Coronavirus: UK government announces stamp duty holiday for properties up to £500,000
A temporary stamp duty holiday on home sales in England and Northern Ireland has been announced by the British government as part of a plan to kickstart the economy amid the coronavirus pandemic.
In a push to stimulate the market and boost sentiment, stamp duty—the transfer tax paid when buying a home—has been immediately scrapped on transactions up to £500,000 (US$630,000).
Buyers of homes priced above that new threshold, will pay no stamp duty on the first £500,000 of their buy, and then will be taxed gradually, up to a maximum rate of 12 per cent, on the rest of their purchase.
The new ruling will see far more buyers with non-existent or reduced tax bills. Previously, any buyer paying more than £125,000 for a property would be liable for stamp duty, with the exception of first-time buyers who would only start paying the tax on homes costing more than £300,000.

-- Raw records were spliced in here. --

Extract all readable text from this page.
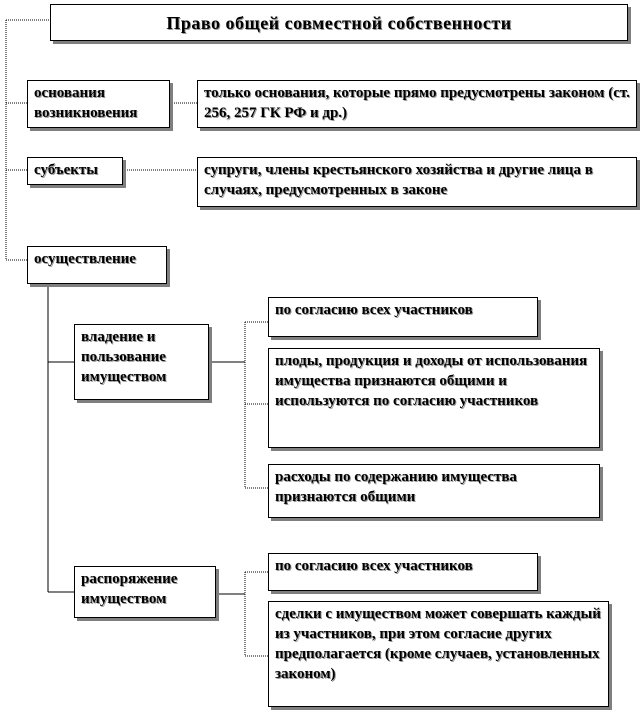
Право общей совместной собственности
основания возникновения
только основания, которые прямо предусмотрены законом (ст. 256, 257 ГК РФ и др.)
субъекты	супруги, члены крестьянского хозяйства и другие лица в случаях, предусмотренных в законе
осуществление
владение и пользование имуществом
по согласию всех участников
плоды, продукция и доходы от использования имущества признаются общими и используются по согласию участников
расходы по содержанию имущества признаются общими
распоряжение имуществом
по согласию всех участников
сделки с имуществом может совершать каждый из участников, при этом согласие других предполагается (кроме случаев, установленных законом)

“House prices have fallen for the first time in eight years and uncertainty abounds in the market, a market we need to be thriving,” the Chancellor Rishi Sunak said in a statement. “We need people feeling confident, confident to buy, sell, renovate, move and improve.
That will drive growth, that will create jobs.”

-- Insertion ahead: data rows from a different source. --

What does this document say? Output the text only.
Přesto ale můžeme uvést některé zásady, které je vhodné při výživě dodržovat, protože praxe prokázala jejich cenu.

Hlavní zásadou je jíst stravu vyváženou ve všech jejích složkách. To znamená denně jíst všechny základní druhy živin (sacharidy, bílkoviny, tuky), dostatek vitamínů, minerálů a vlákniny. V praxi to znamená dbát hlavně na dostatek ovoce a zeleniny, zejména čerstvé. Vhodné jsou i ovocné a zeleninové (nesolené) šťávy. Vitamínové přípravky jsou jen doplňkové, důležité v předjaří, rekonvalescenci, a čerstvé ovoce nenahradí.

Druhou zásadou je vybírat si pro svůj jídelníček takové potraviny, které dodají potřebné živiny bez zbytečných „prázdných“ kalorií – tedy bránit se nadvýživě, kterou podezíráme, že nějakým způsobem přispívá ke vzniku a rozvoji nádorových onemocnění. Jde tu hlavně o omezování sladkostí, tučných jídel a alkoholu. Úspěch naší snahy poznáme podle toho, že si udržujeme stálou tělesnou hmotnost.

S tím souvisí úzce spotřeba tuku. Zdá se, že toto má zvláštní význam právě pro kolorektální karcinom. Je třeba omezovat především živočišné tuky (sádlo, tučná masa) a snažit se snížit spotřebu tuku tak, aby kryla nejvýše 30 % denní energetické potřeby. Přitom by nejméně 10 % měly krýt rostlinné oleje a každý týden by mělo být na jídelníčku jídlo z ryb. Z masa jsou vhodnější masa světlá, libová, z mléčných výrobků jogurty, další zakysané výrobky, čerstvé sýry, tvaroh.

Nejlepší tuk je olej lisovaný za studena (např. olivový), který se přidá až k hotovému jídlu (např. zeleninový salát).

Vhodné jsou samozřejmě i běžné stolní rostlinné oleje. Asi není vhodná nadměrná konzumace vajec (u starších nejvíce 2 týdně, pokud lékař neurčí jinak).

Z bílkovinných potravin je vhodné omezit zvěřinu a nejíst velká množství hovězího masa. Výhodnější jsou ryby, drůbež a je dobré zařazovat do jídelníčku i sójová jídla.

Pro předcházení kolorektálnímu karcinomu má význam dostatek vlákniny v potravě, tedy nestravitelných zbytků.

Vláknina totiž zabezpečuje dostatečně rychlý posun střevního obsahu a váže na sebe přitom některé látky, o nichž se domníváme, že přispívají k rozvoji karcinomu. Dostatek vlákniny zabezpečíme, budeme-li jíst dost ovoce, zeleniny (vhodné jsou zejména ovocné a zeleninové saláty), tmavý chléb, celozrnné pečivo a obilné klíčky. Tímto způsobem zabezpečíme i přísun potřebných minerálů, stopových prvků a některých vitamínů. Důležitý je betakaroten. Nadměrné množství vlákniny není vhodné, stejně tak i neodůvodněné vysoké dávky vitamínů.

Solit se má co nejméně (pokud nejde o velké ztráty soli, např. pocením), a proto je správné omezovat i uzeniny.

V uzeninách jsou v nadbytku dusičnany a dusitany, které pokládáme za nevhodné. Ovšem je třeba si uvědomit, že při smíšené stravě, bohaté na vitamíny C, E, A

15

The break will run until March 31, 2021, during which time the average stamp duty bill will fall by £4,500, according to Mr. Sunak.
Most buyers will find themselves exempt from stamp duty altogether by the measure, according to Hamptons International, but benefits will wane for buyers at the top of the market. The buyer of an £800,000 home, for example, will see their stamp duty bill cut in half, while someone paying £5 million will see a reduction of less than 3 per cent, the estate agency said in a report by Mansion Global.
The measure is expected to prompt a flurry of activity, according to property market experts, the start of which has already been seen.
Within the first 30 minutes of the chancellor’s announcement, traffic to online property portal Rightmove jumped 22 per cent.
“Lockdown prevented 175,000 would-be sellers from coming to market, so we hope this stamp duty holiday will provide the spur for those missing movers to come to market,” Rightmove property expert Miles Shipside said in a statement. “They will find there’s currently record demand for their properties from prospective buyers, with Rightmove inquiries to agents now double what they were before lockdown.”
The announcement may also prompt a rush of buyers looking to get a price agreed upon before some sellers increase their asking prices.
The hope would be that people could afford more as a result of the tax savings, he said.
In June, the average U.K. property price dipped 0.1per cent annually to £216,403, according to a report last week from Nationwide. As the chancellor noted in his speech, it was the first time values have dropped year-over-year since 2012.
The temporary reform has come at the right time, according to Nick Leeming, chairman of estate agency Jackson-Stops. Buyers purchasing at the top end of the new stamp duty threshold “are set to gain the most from this stamp duty holiday with savings of nearly £15,000,” he said.
Other economic recovery measures in the government’s plan include: Financial incentives for employers to bring back furloughed staff; discounts on eating out in August; and a tax cut for the hospitality and tourism sectors.